Modalidade que segue modelo do seguro de carro entra em vigor no próximo semestre. Valor pode ser equivalente ao da mensalidade

18/04/2018 - 11:30 - Atualizado em 18/04/2018 - 15:09

A partir do segundo semestre, as operadoras de planos de saúde poderão cobrar dos segurados franquia de valor equivalente ao da mensalidade, em mecanismo similar ao praticado no mercado de seguros de veículos (paga-se um valor quando há o uso do serviço). 

A ideia é regulamentar nos contratos de convênios médicos a adoção de franquia e coparticipação – quando o cliente arca com uma parte dos custos do procedimento toda vez que usa o plano.

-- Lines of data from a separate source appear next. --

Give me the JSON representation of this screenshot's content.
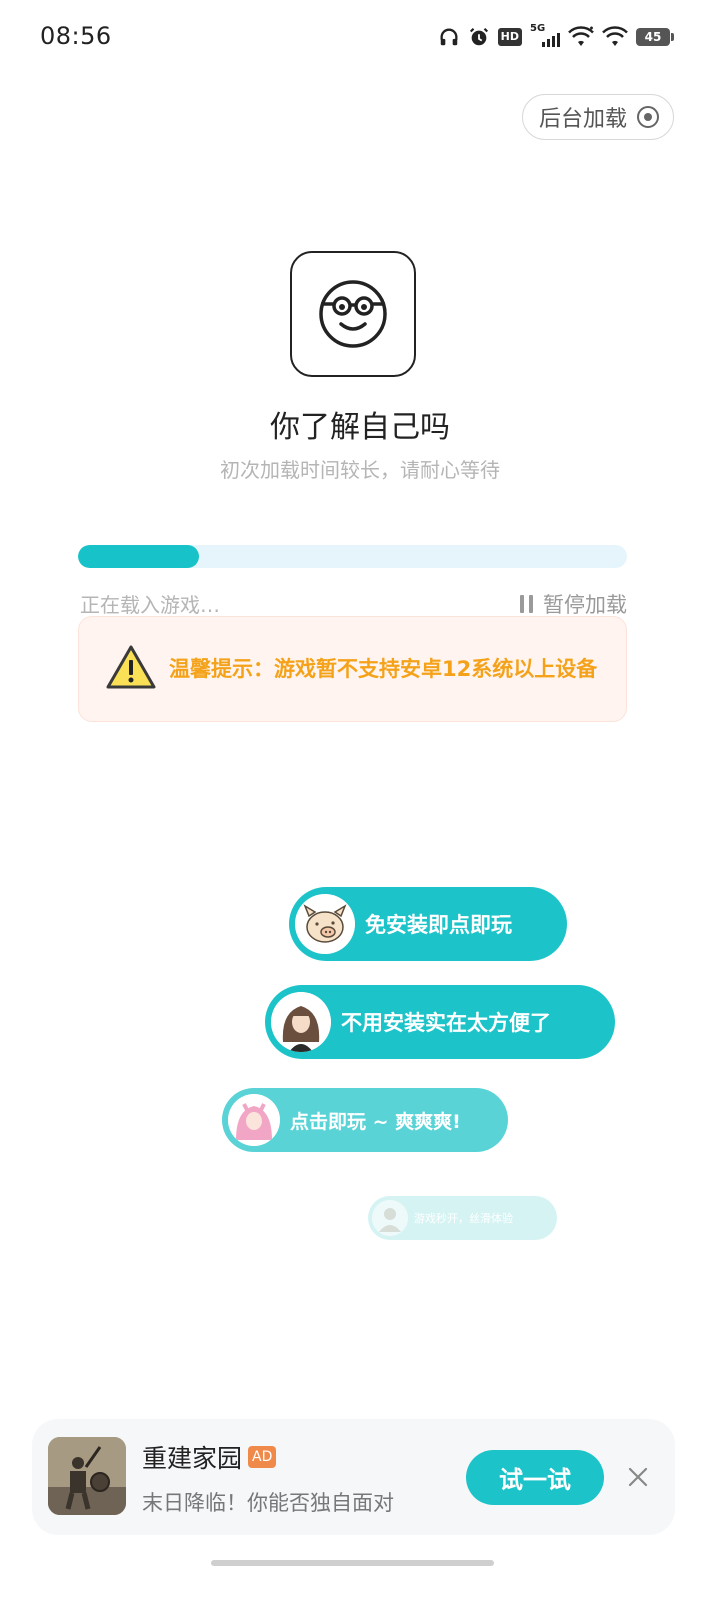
{
  "status_bar": {
    "time": "08:56",
    "network_label": "5G",
    "battery": "45",
    "hd_label": "HD",
    "icons": [
      "headphones-icon",
      "alarm-icon",
      "hd-icon",
      "5g-signal-icon",
      "wifi-icon",
      "wifi-icon",
      "battery-icon"
    ]
  },
  "header": {
    "background_load_label": "后台加载"
  },
  "game": {
    "title": "你了解自己吗",
    "subtitle": "初次加载时间较长，请耐心等待"
  },
  "loading": {
    "progress": 0.22,
    "status_text": "正在载入游戏…",
    "pause_label": "暂停加载"
  },
  "warning": {
    "text": "温馨提示：游戏暂不支持安卓12系统以上设备"
  },
  "bubbles": [
    {
      "text": "免安装即点即玩"
    },
    {
      "text": "不用安装实在太方便了"
    },
    {
      "text": "点击即玩 ~ 爽爽爽!"
    },
    {
      "text": "游戏秒开，丝滑体验"
    }
  ],
  "ad": {
    "title": "重建家园",
    "badge": "AD",
    "description": "末日降临！你能否独自面对",
    "button_label": "试一试"
  },
  "colors": {
    "accent": "#1cc4c9",
    "warning_text": "#f5a21b",
    "warning_bg": "#fff4ef",
    "ad_badge": "#f08a4b"
  }
}
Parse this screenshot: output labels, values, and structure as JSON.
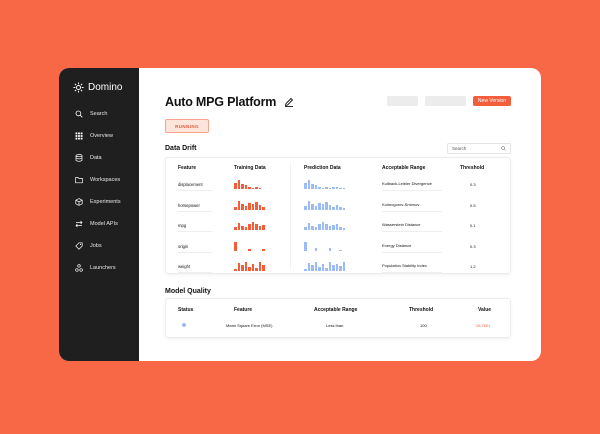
{
  "app": {
    "name": "Domino"
  },
  "sidebar": {
    "items": [
      {
        "label": "Search",
        "icon": "search-icon"
      },
      {
        "label": "Overview",
        "icon": "grid-icon"
      },
      {
        "label": "Data",
        "icon": "database-icon"
      },
      {
        "label": "Workspaces",
        "icon": "folder-icon"
      },
      {
        "label": "Experiments",
        "icon": "cube-icon"
      },
      {
        "label": "Model APIs",
        "icon": "arrows-icon"
      },
      {
        "label": "Jobs",
        "icon": "tag-icon"
      },
      {
        "label": "Launchers",
        "icon": "launcher-icon"
      }
    ]
  },
  "header": {
    "title": "Auto MPG Platform",
    "status": "RUNNING",
    "new_version_label": "New Version"
  },
  "data_drift": {
    "title": "Data Drift",
    "search_placeholder": "Search",
    "columns": {
      "feature": "Feature",
      "training": "Training Data",
      "prediction": "Prediction Data",
      "range": "Acceptable Range",
      "threshold": "Threshold"
    },
    "rows": [
      {
        "feature": "displacement",
        "range": "Kullback-Leibler Divergence",
        "threshold": "0.3",
        "training": [
          6,
          9,
          5,
          4,
          2,
          1,
          2,
          1
        ],
        "prediction": [
          6,
          9,
          5,
          4,
          2,
          1,
          2,
          1,
          2,
          2,
          1,
          1
        ]
      },
      {
        "feature": "horsepower",
        "range": "Kolmogorov-Smirnov",
        "threshold": "0.5",
        "training": [
          3,
          9,
          6,
          4,
          7,
          6,
          8,
          5,
          3
        ],
        "prediction": [
          4,
          9,
          6,
          4,
          7,
          6,
          8,
          5,
          3,
          5,
          3,
          2
        ]
      },
      {
        "feature": "mpg",
        "range": "Wasserstein Distance",
        "threshold": "0.1",
        "training": [
          3,
          7,
          4,
          3,
          6,
          8,
          6,
          4,
          5
        ],
        "prediction": [
          3,
          7,
          4,
          3,
          6,
          8,
          6,
          4,
          5,
          6,
          3,
          2
        ]
      },
      {
        "feature": "origin",
        "range": "Energy Distance",
        "threshold": "0.3",
        "training": [
          9,
          0,
          0,
          0,
          2,
          0,
          0,
          0,
          2
        ],
        "prediction": [
          9,
          0,
          0,
          3,
          0,
          0,
          0,
          3,
          0,
          0,
          1,
          0
        ]
      },
      {
        "feature": "weight",
        "range": "Population Stability Index",
        "threshold": "1.2",
        "training": [
          2,
          8,
          6,
          9,
          4,
          7,
          3,
          9,
          6
        ],
        "prediction": [
          2,
          8,
          6,
          9,
          4,
          7,
          3,
          9,
          6,
          7,
          5,
          9
        ]
      }
    ]
  },
  "model_quality": {
    "title": "Model Quality",
    "columns": {
      "status": "Status",
      "feature": "Feature",
      "range": "Acceptable Range",
      "threshold": "Threshold",
      "value": "Value"
    },
    "row": {
      "feature": "Mean Square Error (MSE)",
      "range": "Less than",
      "threshold": "100",
      "value": "26.7601"
    }
  },
  "colors": {
    "accent": "#f45d3c",
    "prediction": "#9cbcf5",
    "sidebar": "#1f1f1f",
    "background": "#f96846"
  }
}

As mudanças estão em nova norma da Agência Nacional de Saúde Suplementar (ANS) com previsão de publicação até junho. Entidades de defesa do consumidor alegam que os usuários serão prejudicados. 

A franquia e a coparticipação já estavam previstas em resolução de 1998, mas não tinham normas bem definidas. 

A coparticipação já vem sendo praticada, mas os atuais critérios de cobrança dependem de negociação entre operadora e cliente. Já a franquia, por falta de regras específicas, não é adotada na prática.

A partir da publicação da nova norma, em fase final de análise pelo departamento jurídico da agência, as operadoras poderão vender planos com franquia e coparticipação, mas a parte a ser paga pelo cliente no somatório do ano terá como teto o mesmo valor que ele pagou nos 12 meses. 

Se o valor total pago no ano for de R$ 6 mil (mensalidade de R$ 500), este será o limite para os gastos extras do cliente com franquia e coparticipação.

“Existem procedimentos que custam milhares de reais. Por isso, incluímos na norma um limite a ser pago vinculado ao valor da mensalidade, para que o usuário saiba o máximo que pagará por mês”, afirma o diretor de desenvolvimento setorial da ANS, Rodrigo Rodrigues de Aguiar. Os valores extras não seriam cobrados todos de uma vez no ano – somente diluídos mensalmente com teto restrito ao valor da mensalidade.

Para as operadoras e a ANS, esses mecanismos são importantes para conter os custos excessivos e evitar a realização de procedimentos desnecessários por parte dos beneficiários. 

Mais barato

Isso implicaria para o cliente um valor de mensalidade mais baixo. “Esses mecanismos não serão obrigatórios, mas os planos que contarem com coparticipação ou franquia terão mensalidade mais barata do que os demais”.